In the most recent and second update to the previous post, I linked to an interview with Archbishop Greg Venables, who is not at all as cheery about the recent Primates' Meeting as its communique is.
I note that in the course of the interview ++Greg says this:
"Regarding the way forward we considered, as we often do, the structures of the Communion and the Instruments of Communion and the difficulties encountered when differences arise. There was passing reference to the incongruity that the Archbishop of Canterbury is chosen by the English government and just presented to the Anglican Communion. Now some people are talking about a mechanism for the Primates to choose one of our number to be the Chair, but it would be a Chair that we pick. Archbishop Justin (Welby) even made reference to that when he first came into office, and his openness to it.

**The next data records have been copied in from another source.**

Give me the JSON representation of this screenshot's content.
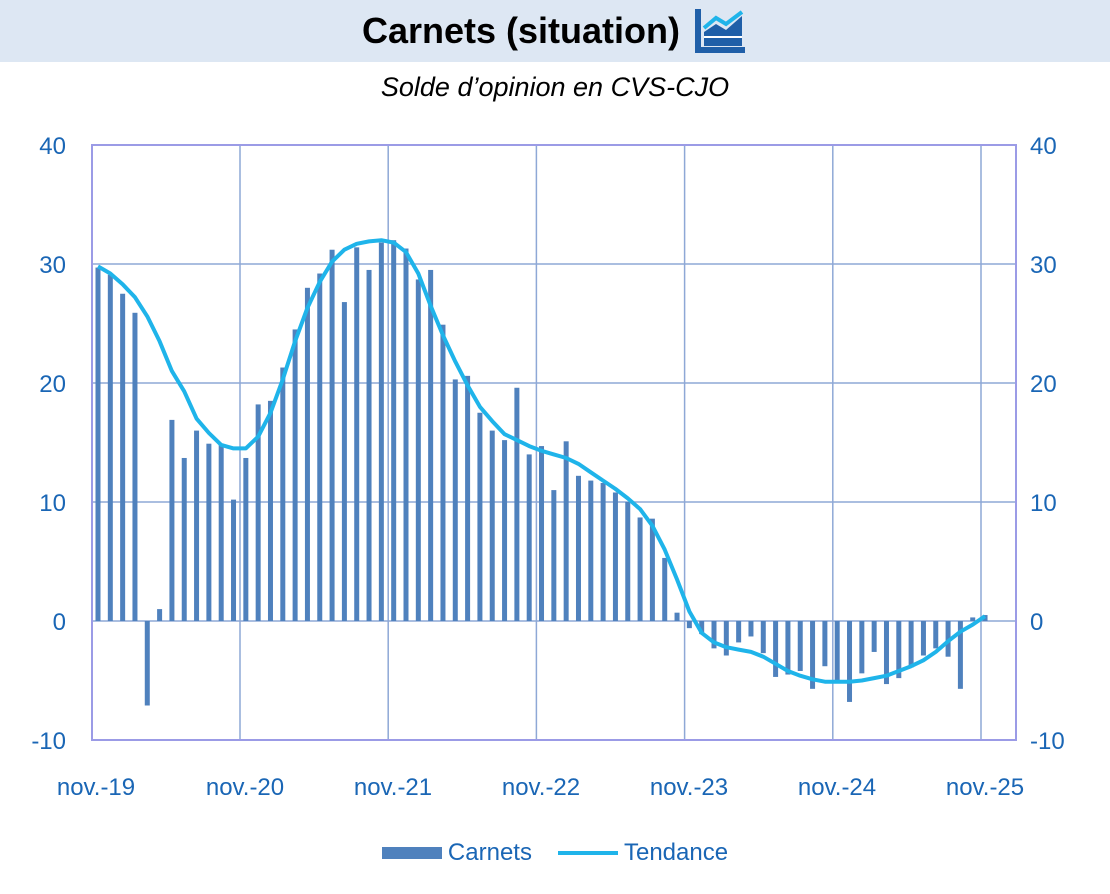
{
  "header": {
    "title": "Carnets (situation)",
    "icon": "chart-icon"
  },
  "subtitle": "Solde d’opinion en CVS-CJO",
  "colors": {
    "bars": "#4f81bd",
    "trend": "#1fb4ea",
    "axis_text": "#1a66b5",
    "grid": "#8ea8d6",
    "frame": "#9b9be6"
  },
  "chart_data": {
    "type": "bar",
    "title": "Carnets (situation)",
    "subtitle": "Solde d’opinion en CVS-CJO",
    "ylim": [
      -10,
      40
    ],
    "yticks": [
      -10,
      0,
      10,
      20,
      30,
      40
    ],
    "grid": true,
    "dual_y_axis": true,
    "legend_position": "bottom",
    "x_tick_labels": [
      "nov.-19",
      "nov.-20",
      "nov.-21",
      "nov.-22",
      "nov.-23",
      "nov.-24",
      "nov.-25"
    ],
    "x_start": "2019-11",
    "x_end": "2025-12",
    "series": [
      {
        "name": "Carnets",
        "kind": "bar",
        "values": [
          29.7,
          29.1,
          27.5,
          25.9,
          -7.1,
          1.0,
          16.9,
          13.7,
          16.0,
          14.9,
          14.9,
          10.2,
          13.7,
          18.2,
          18.5,
          21.3,
          24.5,
          28.0,
          29.2,
          31.2,
          26.8,
          31.4,
          29.5,
          31.8,
          32.0,
          31.3,
          28.7,
          29.5,
          24.9,
          20.3,
          20.6,
          17.5,
          16.0,
          15.2,
          19.6,
          14.0,
          14.7,
          11.0,
          15.1,
          12.2,
          11.8,
          11.6,
          10.8,
          10.0,
          8.7,
          8.6,
          5.3,
          0.7,
          -0.6,
          -1.1,
          -2.3,
          -2.9,
          -1.8,
          -1.3,
          -2.7,
          -4.7,
          -4.5,
          -4.2,
          -5.7,
          -3.8,
          -5.1,
          -6.8,
          -4.4,
          -2.6,
          -5.3,
          -4.8,
          -3.9,
          -2.9,
          -2.3,
          -3.0,
          -5.7,
          0.3,
          0.5
        ]
      },
      {
        "name": "Tendance",
        "kind": "line",
        "values": [
          29.8,
          29.2,
          28.3,
          27.2,
          25.6,
          23.5,
          21.0,
          19.3,
          17.0,
          15.8,
          14.8,
          14.5,
          14.5,
          15.5,
          17.5,
          20.3,
          23.5,
          26.3,
          28.5,
          30.2,
          31.2,
          31.7,
          31.9,
          32.0,
          31.8,
          31.0,
          29.2,
          26.5,
          24.0,
          21.8,
          19.8,
          18.0,
          16.8,
          15.7,
          15.2,
          14.7,
          14.3,
          14.0,
          13.7,
          13.2,
          12.5,
          11.8,
          11.1,
          10.3,
          9.4,
          8.0,
          6.0,
          3.5,
          0.8,
          -1.0,
          -1.8,
          -2.2,
          -2.4,
          -2.6,
          -3.0,
          -3.6,
          -4.2,
          -4.6,
          -4.9,
          -5.1,
          -5.1,
          -5.1,
          -5.0,
          -4.8,
          -4.6,
          -4.2,
          -3.8,
          -3.3,
          -2.6,
          -1.7,
          -0.9,
          -0.3,
          0.4
        ]
      }
    ]
  },
  "legend": {
    "bar_label": "Carnets",
    "line_label": "Tendance"
  }
}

We also talked about our identity as Anglicans."
The larger section here is "Anglican identity" and a number of other things are said which I am not attempting to discuss here.
I am simply intrigued with whether it makes any difference to the Anglican Communion if the Archbishop of Canterbury is no longer the Chair (of the Primates' Meeting ... of other Communion bodies such as the Lambeth Conference itself).

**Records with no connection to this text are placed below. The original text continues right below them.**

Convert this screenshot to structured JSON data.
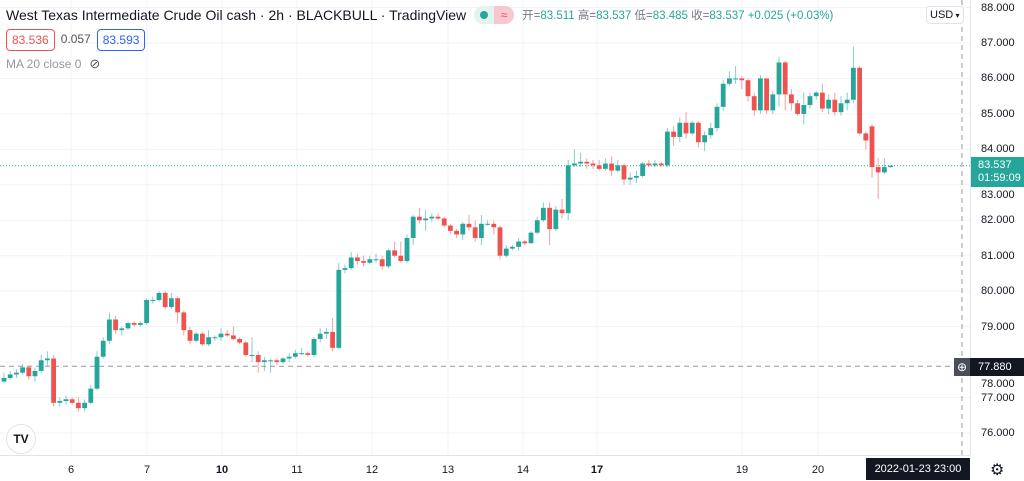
{
  "header": {
    "title": "West Texas Intermediate Crude Oil cash · 2h · BLACKBULL · TradingView",
    "ohlc": [
      {
        "k": "开=",
        "v": "83.511"
      },
      {
        "k": "高=",
        "v": "83.537"
      },
      {
        "k": "低=",
        "v": "83.485"
      },
      {
        "k": "收=",
        "v": "83.537"
      }
    ],
    "change": "+0.025 (+0.03%)",
    "wave_icon": "≈"
  },
  "quote": {
    "bid": "83.536",
    "spread": "0.057",
    "ask": "83.593"
  },
  "indicator": {
    "label": "MA 20 close 0",
    "eye_icon": "eye-off"
  },
  "currency": "USD",
  "current_price": {
    "price": "83.537",
    "countdown": "01:59:09"
  },
  "crosshair": {
    "price": "77.880",
    "price_value": 77.88,
    "date": "2022-01-23  23:00"
  },
  "colors": {
    "up": "#26a69a",
    "down": "#ef5350"
  },
  "chart_data": {
    "type": "candlestick",
    "ylim": [
      75.5,
      88
    ],
    "price_ticks": [
      "88.000",
      "87.000",
      "86.000",
      "85.000",
      "84.000",
      "83.000",
      "82.000",
      "81.000",
      "80.000",
      "79.000",
      "78.000",
      "77.000",
      "76.000"
    ],
    "date_ticks": [
      "6",
      "7",
      "10",
      "11",
      "12",
      "13",
      "14",
      "17",
      "19",
      "20"
    ],
    "grid": true,
    "candles": [
      [
        77.45,
        77.7,
        77.4,
        77.55
      ],
      [
        77.55,
        77.75,
        77.5,
        77.65
      ],
      [
        77.65,
        77.8,
        77.55,
        77.7
      ],
      [
        77.7,
        77.95,
        77.65,
        77.85
      ],
      [
        77.85,
        77.9,
        77.5,
        77.6
      ],
      [
        77.6,
        77.85,
        77.45,
        77.75
      ],
      [
        77.75,
        78.2,
        77.7,
        78.05
      ],
      [
        78.05,
        78.3,
        77.9,
        78.1
      ],
      [
        78.1,
        78.2,
        76.75,
        76.85
      ],
      [
        76.85,
        77.0,
        76.75,
        76.9
      ],
      [
        76.9,
        77.05,
        76.8,
        76.95
      ],
      [
        76.95,
        77.0,
        76.8,
        76.85
      ],
      [
        76.85,
        77.0,
        76.6,
        76.7
      ],
      [
        76.7,
        76.95,
        76.6,
        76.85
      ],
      [
        76.85,
        77.35,
        76.8,
        77.25
      ],
      [
        77.25,
        78.3,
        77.2,
        78.15
      ],
      [
        78.15,
        78.7,
        78.1,
        78.6
      ],
      [
        78.6,
        79.4,
        78.5,
        79.2
      ],
      [
        79.2,
        79.3,
        78.8,
        78.9
      ],
      [
        78.9,
        79.0,
        78.75,
        78.95
      ],
      [
        78.95,
        79.15,
        78.9,
        79.1
      ],
      [
        79.1,
        79.15,
        79.0,
        79.05
      ],
      [
        79.05,
        79.15,
        79.0,
        79.1
      ],
      [
        79.1,
        79.8,
        79.05,
        79.75
      ],
      [
        79.75,
        79.85,
        79.65,
        79.75
      ],
      [
        79.75,
        80.0,
        79.7,
        79.95
      ],
      [
        79.95,
        80.0,
        79.5,
        79.55
      ],
      [
        79.55,
        79.95,
        79.5,
        79.8
      ],
      [
        79.8,
        79.85,
        79.1,
        79.4
      ],
      [
        79.4,
        79.45,
        78.75,
        78.9
      ],
      [
        78.9,
        79.0,
        78.5,
        78.6
      ],
      [
        78.6,
        78.85,
        78.55,
        78.8
      ],
      [
        78.8,
        78.85,
        78.45,
        78.5
      ],
      [
        78.5,
        78.9,
        78.45,
        78.7
      ],
      [
        78.7,
        78.75,
        78.6,
        78.7
      ],
      [
        78.7,
        78.95,
        78.6,
        78.8
      ],
      [
        78.8,
        78.9,
        78.7,
        78.75
      ],
      [
        78.75,
        79.0,
        78.6,
        78.65
      ],
      [
        78.65,
        78.7,
        78.5,
        78.55
      ],
      [
        78.55,
        78.6,
        78.15,
        78.2
      ],
      [
        78.2,
        78.7,
        78.0,
        78.2
      ],
      [
        78.2,
        78.3,
        77.7,
        78.0
      ],
      [
        78.0,
        78.15,
        77.75,
        78.05
      ],
      [
        78.05,
        78.1,
        77.7,
        78.05
      ],
      [
        78.05,
        78.1,
        77.9,
        78.0
      ],
      [
        78.0,
        78.15,
        77.95,
        78.1
      ],
      [
        78.1,
        78.25,
        78.0,
        78.15
      ],
      [
        78.15,
        78.35,
        78.1,
        78.25
      ],
      [
        78.25,
        78.4,
        78.2,
        78.25
      ],
      [
        78.25,
        78.3,
        78.15,
        78.2
      ],
      [
        78.2,
        78.7,
        78.15,
        78.65
      ],
      [
        78.65,
        78.95,
        78.55,
        78.8
      ],
      [
        78.8,
        78.95,
        78.65,
        78.85
      ],
      [
        78.85,
        79.25,
        78.3,
        78.4
      ],
      [
        78.4,
        80.8,
        78.35,
        80.6
      ],
      [
        80.6,
        80.75,
        80.5,
        80.65
      ],
      [
        80.65,
        81.1,
        80.6,
        80.95
      ],
      [
        80.95,
        81.05,
        80.75,
        80.85
      ],
      [
        80.85,
        81.0,
        80.7,
        80.8
      ],
      [
        80.8,
        81.0,
        80.75,
        80.9
      ],
      [
        80.9,
        81.05,
        80.8,
        80.9
      ],
      [
        80.9,
        81.0,
        80.6,
        80.7
      ],
      [
        80.7,
        81.2,
        80.65,
        81.15
      ],
      [
        81.15,
        81.4,
        80.95,
        81.0
      ],
      [
        81.0,
        81.4,
        80.8,
        80.85
      ],
      [
        80.85,
        81.6,
        80.8,
        81.5
      ],
      [
        81.5,
        82.15,
        81.3,
        82.1
      ],
      [
        82.1,
        82.35,
        81.9,
        82.0
      ],
      [
        82.0,
        82.3,
        81.7,
        82.05
      ],
      [
        82.05,
        82.2,
        81.95,
        82.1
      ],
      [
        82.1,
        82.2,
        82.0,
        82.05
      ],
      [
        82.05,
        82.1,
        81.8,
        81.85
      ],
      [
        81.85,
        81.9,
        81.6,
        81.7
      ],
      [
        81.7,
        81.75,
        81.5,
        81.6
      ],
      [
        81.6,
        81.95,
        81.45,
        81.9
      ],
      [
        81.9,
        82.15,
        81.7,
        81.8
      ],
      [
        81.8,
        82.0,
        81.4,
        81.5
      ],
      [
        81.5,
        82.15,
        81.3,
        81.9
      ],
      [
        81.9,
        82.0,
        81.85,
        81.9
      ],
      [
        81.9,
        82.0,
        81.6,
        81.8
      ],
      [
        81.8,
        81.85,
        80.9,
        81.0
      ],
      [
        81.0,
        81.3,
        80.95,
        81.2
      ],
      [
        81.2,
        81.3,
        81.15,
        81.25
      ],
      [
        81.25,
        81.5,
        81.15,
        81.4
      ],
      [
        81.4,
        81.45,
        81.3,
        81.35
      ],
      [
        81.35,
        81.7,
        81.35,
        81.65
      ],
      [
        81.65,
        82.1,
        81.6,
        82.0
      ],
      [
        82.0,
        82.5,
        81.95,
        82.35
      ],
      [
        82.35,
        82.5,
        81.3,
        81.75
      ],
      [
        81.75,
        82.4,
        81.7,
        82.3
      ],
      [
        82.3,
        82.6,
        82.05,
        82.2
      ],
      [
        82.2,
        83.7,
        82.0,
        83.55
      ],
      [
        83.55,
        84.0,
        83.5,
        83.6
      ],
      [
        83.6,
        83.9,
        83.5,
        83.65
      ],
      [
        83.65,
        83.75,
        83.45,
        83.6
      ],
      [
        83.6,
        83.7,
        83.45,
        83.55
      ],
      [
        83.55,
        83.7,
        83.4,
        83.45
      ],
      [
        83.45,
        83.75,
        83.4,
        83.6
      ],
      [
        83.6,
        83.8,
        83.25,
        83.4
      ],
      [
        83.4,
        83.7,
        83.35,
        83.55
      ],
      [
        83.55,
        83.6,
        83.0,
        83.15
      ],
      [
        83.15,
        83.35,
        83.0,
        83.2
      ],
      [
        83.2,
        83.4,
        83.05,
        83.25
      ],
      [
        83.25,
        83.65,
        83.2,
        83.6
      ],
      [
        83.6,
        83.7,
        83.5,
        83.55
      ],
      [
        83.55,
        83.7,
        83.5,
        83.6
      ],
      [
        83.6,
        83.65,
        83.5,
        83.55
      ],
      [
        83.55,
        84.6,
        83.5,
        84.5
      ],
      [
        84.5,
        84.65,
        84.1,
        84.35
      ],
      [
        84.35,
        84.9,
        84.2,
        84.75
      ],
      [
        84.75,
        85.05,
        84.3,
        84.45
      ],
      [
        84.45,
        84.8,
        84.4,
        84.75
      ],
      [
        84.75,
        84.8,
        84.05,
        84.2
      ],
      [
        84.2,
        84.5,
        83.95,
        84.4
      ],
      [
        84.4,
        84.75,
        84.3,
        84.6
      ],
      [
        84.6,
        85.3,
        84.5,
        85.2
      ],
      [
        85.2,
        85.95,
        85.1,
        85.85
      ],
      [
        85.85,
        86.2,
        85.8,
        86.0
      ],
      [
        86.0,
        86.35,
        85.85,
        86.0
      ],
      [
        86.0,
        86.05,
        85.7,
        85.95
      ],
      [
        85.95,
        86.0,
        85.35,
        85.5
      ],
      [
        85.5,
        85.6,
        84.95,
        85.1
      ],
      [
        85.1,
        86.1,
        85.0,
        86.0
      ],
      [
        86.0,
        86.0,
        85.0,
        85.1
      ],
      [
        85.1,
        85.65,
        85.0,
        85.55
      ],
      [
        85.55,
        86.6,
        85.2,
        86.45
      ],
      [
        86.45,
        86.5,
        85.1,
        85.55
      ],
      [
        85.55,
        85.7,
        85.1,
        85.3
      ],
      [
        85.3,
        85.4,
        84.95,
        85.0
      ],
      [
        85.0,
        85.6,
        84.7,
        85.25
      ],
      [
        85.25,
        85.6,
        85.15,
        85.5
      ],
      [
        85.5,
        85.65,
        85.4,
        85.6
      ],
      [
        85.6,
        85.85,
        85.05,
        85.15
      ],
      [
        85.15,
        85.55,
        85.0,
        85.4
      ],
      [
        85.4,
        85.6,
        84.95,
        85.05
      ],
      [
        85.05,
        85.5,
        84.95,
        85.3
      ],
      [
        85.3,
        85.6,
        85.1,
        85.4
      ],
      [
        85.4,
        86.9,
        85.3,
        86.3
      ],
      [
        86.3,
        86.35,
        84.4,
        84.45
      ],
      [
        84.45,
        84.5,
        84.0,
        84.25
      ],
      [
        84.65,
        84.7,
        83.2,
        83.5
      ],
      [
        83.5,
        83.75,
        82.6,
        83.35
      ],
      [
        83.35,
        83.75,
        83.3,
        83.5
      ],
      [
        83.5,
        83.55,
        83.48,
        83.537
      ]
    ]
  }
}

For the ABC to no longer be the "convening bishop" or the "primus inter pares", would that matter?
For instance, for some of us, including myself, a critical element of Anglican identity is that one (as individual, as an Anglican church) is in communion with the See of Canterbury and I see this as essential to membership of the Anglican Communion.

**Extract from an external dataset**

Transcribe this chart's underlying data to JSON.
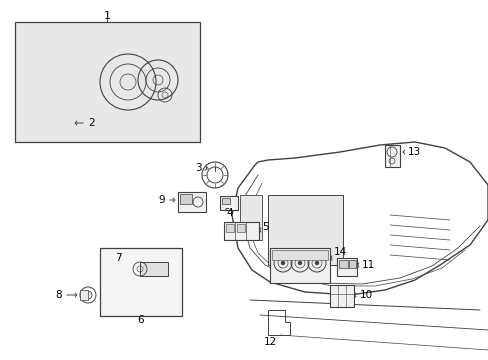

But would this be a somewhat moot point if, say, the ABC goes to various meetings simply as "one of the bishops"?
It need not, of course, because we could distinguish the historical importance of the See of Canterbury to all things Anglicans from the human body which inhabits the role of Chair of this or that meeting or conference.
Of course, it is something of an oddity that I and others argue that communion with the See of Canterbury is vital to Anglicanism while having no say in which inhabits the See - that being up to the British government, on advice from the Church of England, and only on that advice.
At least when the Pope is elected, Cardinals from all around the globe get to vote!